The murals and slogans painted on the walls and ramparts—“No Surrender”, “End The Torture”; “We Salute Those Who Gave Their Lives For Irish Freedom”—are a living testament to what divides the two cultures into segregated communities: one Protestant, British and Unionist; the other, Catholic, Irish and Republican.

As I think about this, someone whistles. The crowd claps, a cheer goes up, and a ruddy-faced version of Jimmy Breslin steps forward and screams into the mike, “It’s time for Frank!”

He’s dressed like a young Sinatra in a white-on-brown plaid sports jacket and fedora with the hat cocked and the brim turned down. He taps the mike; the crowd quiets as he fixes his gaze on the lady with the tallest beehive and sings, “I’ve got a crush on you…” She throws back her head; her face enveloped in a great smile. Her two friends nudge and jostle her.

As Sinatra croons “You do something to me…,” I look out at the blissful gathering, sparkling eyes, happy faces, people at the bar talking and laughing, small men dancing with large women, more joy and love than I’d ever seen in a church on Sunday.

Fergus comes over, taps me on the shoulder, and whispers, “To New Jersey,” referring to Sinatra’s home state.

Declan, who had disappeared when Frank began, returns with a white polo shirt. “Let me check the sizes. I couldn’t see in that cave-dark store room,” he explains. It’s extra-large, my size. As he hands it over to me, I could see a tear of joy in his eyes. “The club stocks the shirts, but we never sell our memories,” he says.

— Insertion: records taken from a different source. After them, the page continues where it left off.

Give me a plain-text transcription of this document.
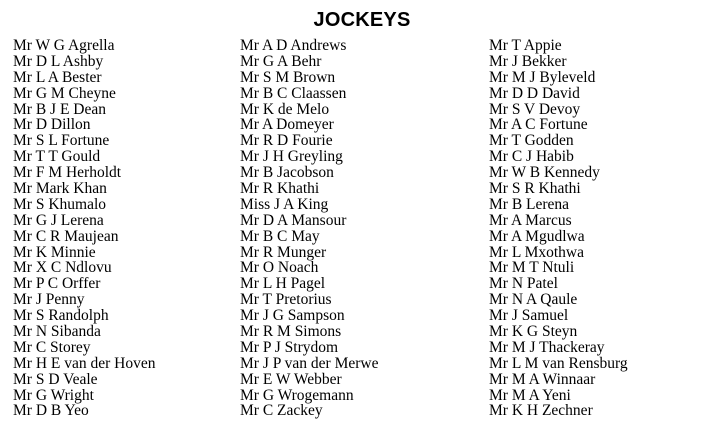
JOCKEYS
Mr W G Agrella
Mr D L Ashby
Mr L A Bester
Mr G M Cheyne
Mr B J E Dean
Mr D Dillon
Mr S L Fortune
Mr T T Gould
Mr F M Herholdt
Mr Mark Khan
Mr S Khumalo
Mr G J Lerena
Mr C R Maujean
Mr K Minnie
Mr X C Ndlovu
Mr P C Orffer
Mr J Penny
Mr S Randolph
Mr N Sibanda
Mr C Storey
Mr H E van der Hoven
Mr S D Veale
Mr G Wright
Mr D B Yeo
Mr A D Andrews
Mr G A Behr
Mr S M Brown
Mr B C Claassen
Mr K de Melo
Mr A Domeyer
Mr R D Fourie
Mr J H Greyling
Mr B Jacobson
Mr R Khathi
Miss J A King
Mr D A Mansour
Mr B C May
Mr R Munger
Mr O Noach
Mr L H Pagel
Mr T Pretorius
Mr J G Sampson
Mr R M Simons
Mr P J Strydom
Mr J P van der Merwe
Mr E W Webber
Mr G Wrogemann
Mr C Zackey
Mr T Appie
Mr J Bekker
Mr M J Byleveld
Mr D D David
Mr S V Devoy
Mr A C Fortune
Mr T Godden
Mr C J Habib
Mr W B Kennedy
Mr S R Khathi
Mr B Lerena
Mr A Marcus
Mr A Mgudlwa
Mr L Mxothwa
Mr M T Ntuli
Mr N Patel
Mr N A Qaule
Mr J Samuel
Mr K G Steyn
Mr M J Thackeray
Mr L M van Rensburg
Mr M A Winnaar
Mr M A Yeni
Mr K H Zechner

In June 2017, I returned to Derry with my granddaughter and grandson. We visited the Museum of Free Derry. The film clips on The Troubles were both personal and deeply moving, especially Prime Minister David Cameron’s apology on June 15, 2010, for what happened on Bloody Sunday. The Bogside was jubilant; the fallen finally remembered as victims, not perpetrators. In this sense Free Derry represents a future together as much as a past apart. .

Afterwards, we walk up Waterloo looking for Kate’s Bar. Uncertain, we ask around until I spot a pub called Castle Bar. For me, it’s still Kate’s.

When we enter, my commemorative polo shirt catches people’s attention. At the bar, I ask if anyone remembered Kate’s. “Yes,” an older fellow shouts while nudging his way forward. When he sees the polo shirt, he slowly bends his head, kisses the logo with the two names, and then praises me for bringing my grandkids, letting them know about The Troubles.

The mood is subdued; almost reverential. No one spoke. Words did not matter for the faces in that moment of silence simmered with the memory of tribal wrongs.

(Editor’s Note: Patrick Deery and Edward McSheffrey were among nearly 100 people killed in Northern Ireland in 1987. Nearly 3,600 violent deaths–nationalists, loyalists, British troops and innocent civilians– occurred during The Troubles, which lasted from 1968 to 1998.)

The worst of the Troubles ended nearly 20 years ago with Good Friday Agreement, but neighborhoods in Derry/Londonderry remain divided between Unionist/Loyalists, top, and Nationalists/Republicans, below. June 2017 photos by Dick Davis.